We focused on assessing the validity of 42 gene regulatory modules whose correlation coefficients were greater than 0.8 from four aspects: (1) functional enrichment of genes in a module, (2) interaction potential between TFs predicted by STRING [26], (3) the goodness of fit between the motifs extracted from upstream of genes in a module and the annotated target motifs of the TFs predicted to regulate the module, and (4) literature confirmation of the regulatory function of TFs and the genes in corresponding experimental conditions. A final list of 32 modules had some and all supporting evidence using these four criteria (Table 1). The results show that a variety of biological processes may be activated or deactivated under different stress treatments, in which the expression of response genes seemed to be highly coordinated. The validity of most modules was furthered confirmed by the potential interactions among the predicted TFs within these modules predicted by STRING or by the possible match between the DNA binding motifs of the putative TFs and the conserved motifs in the upstream sequences of the genes in the modules.
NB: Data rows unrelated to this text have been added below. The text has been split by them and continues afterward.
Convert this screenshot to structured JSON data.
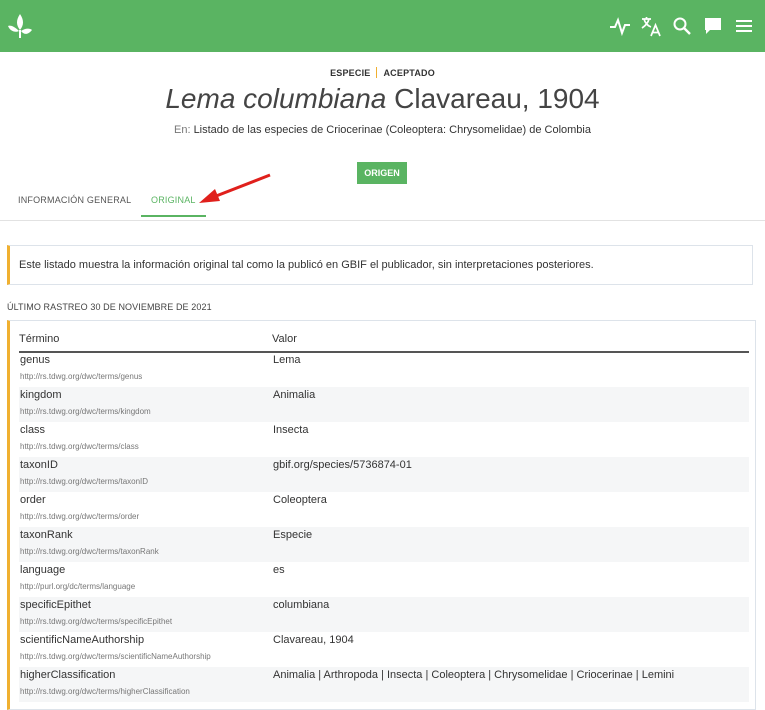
{
  "topbar": {
    "logo_icon": "gbif-leaf-icon",
    "icons": [
      "pulse-icon",
      "translate-icon",
      "search-icon",
      "feedback-icon",
      "menu-icon"
    ],
    "bg_color": "#5ab462"
  },
  "header": {
    "rank": "ESPECIE",
    "status": "ACEPTADO",
    "title_italic": "Lema columbiana",
    "title_authorship": " Clavareau, 1904",
    "in_prefix": "En:",
    "dataset": "Listado de las especies de Criocerinae (Coleoptera: Chrysomelidae) de Colombia",
    "origin_button": "ORIGEN"
  },
  "tabs": [
    {
      "label": "INFORMACIÓN GENERAL",
      "active": false
    },
    {
      "label": "ORIGINAL",
      "active": true
    }
  ],
  "notice": "Este listado muestra la información original tal como la publicó en GBIF el publicador, sin interpretaciones posteriores.",
  "crawl_info": "ÚLTIMO RASTREO 30 DE NOVIEMBRE DE 2021",
  "table": {
    "col_term": "Término",
    "col_value": "Valor",
    "rows": [
      {
        "term": "genus",
        "uri": "http://rs.tdwg.org/dwc/terms/genus",
        "value": "Lema"
      },
      {
        "term": "kingdom",
        "uri": "http://rs.tdwg.org/dwc/terms/kingdom",
        "value": "Animalia"
      },
      {
        "term": "class",
        "uri": "http://rs.tdwg.org/dwc/terms/class",
        "value": "Insecta"
      },
      {
        "term": "taxonID",
        "uri": "http://rs.tdwg.org/dwc/terms/taxonID",
        "value": "gbif.org/species/5736874-01"
      },
      {
        "term": "order",
        "uri": "http://rs.tdwg.org/dwc/terms/order",
        "value": "Coleoptera"
      },
      {
        "term": "taxonRank",
        "uri": "http://rs.tdwg.org/dwc/terms/taxonRank",
        "value": "Especie"
      },
      {
        "term": "language",
        "uri": "http://purl.org/dc/terms/language",
        "value": "es"
      },
      {
        "term": "specificEpithet",
        "uri": "http://rs.tdwg.org/dwc/terms/specificEpithet",
        "value": "columbiana"
      },
      {
        "term": "scientificNameAuthorship",
        "uri": "http://rs.tdwg.org/dwc/terms/scientificNameAuthorship",
        "value": "Clavareau, 1904"
      },
      {
        "term": "higherClassification",
        "uri": "http://rs.tdwg.org/dwc/terms/higherClassification",
        "value": "Animalia | Arthropoda | Insecta | Coleoptera | Chrysomelidae | Criocerinae | Lemini"
      }
    ]
  },
  "accent_colors": {
    "green": "#5ab462",
    "orange": "#f0b030",
    "arrow": "#e0201c"
  }
}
Perhaps of greater importance, the relationships between the putative TFs / the stress treatments and the gene function of 16 modules were supported by published work according to our literature search (Table 1).

Table 1. 32 Gene regulatory modules with high correlation coefficients and other supports

A detailed case study of some gene regulatory modules

By way of example, we chose to present two gene regulatory modules in greater detail. The information of all other modules can be found in the supplemental document. Figure 5 depicts the first module with the average correlation coefficient 0.8124, which includes 95 gene probes (more precisely gene probes on the microarray chip). These genes were predicted to be regulated by 8 TFs in a combinatorial manner. For instance, if C2H2 (ZN) (Glyma13g40240) – a member of DNA and chromatin-binding TF family - is lowly expressed, C2H2 (ZN) (Glyma14g13360) highly expressed, and AP2/EREBP (Glyma09g04630) highly expressed, the genes in the module will be up-regulated. This is consistent with the report of Riechmann, et al. [27] showing that AP2/ EREBP genes are involved in the response to various types of biotic and abiotic stress, as well as the report of TAIR [28] that about a half of the AP2-EREBP family transcription factors are ethylene responsive element binding factors. Furthermore, according to the enrichment analysis on the predicted functions of 73 genes whose functions could be predicted by MULTICOM, the enriched biological processes of the module included the ethylene-mediated signaling pathway, transcription regulation, cellular cell wall organization, etc., and the enriched molecular functions included sequence-specific DNA binding, transcription factor activity, and protein dimerization (Table 2), which are consistent with the functions of the TF families.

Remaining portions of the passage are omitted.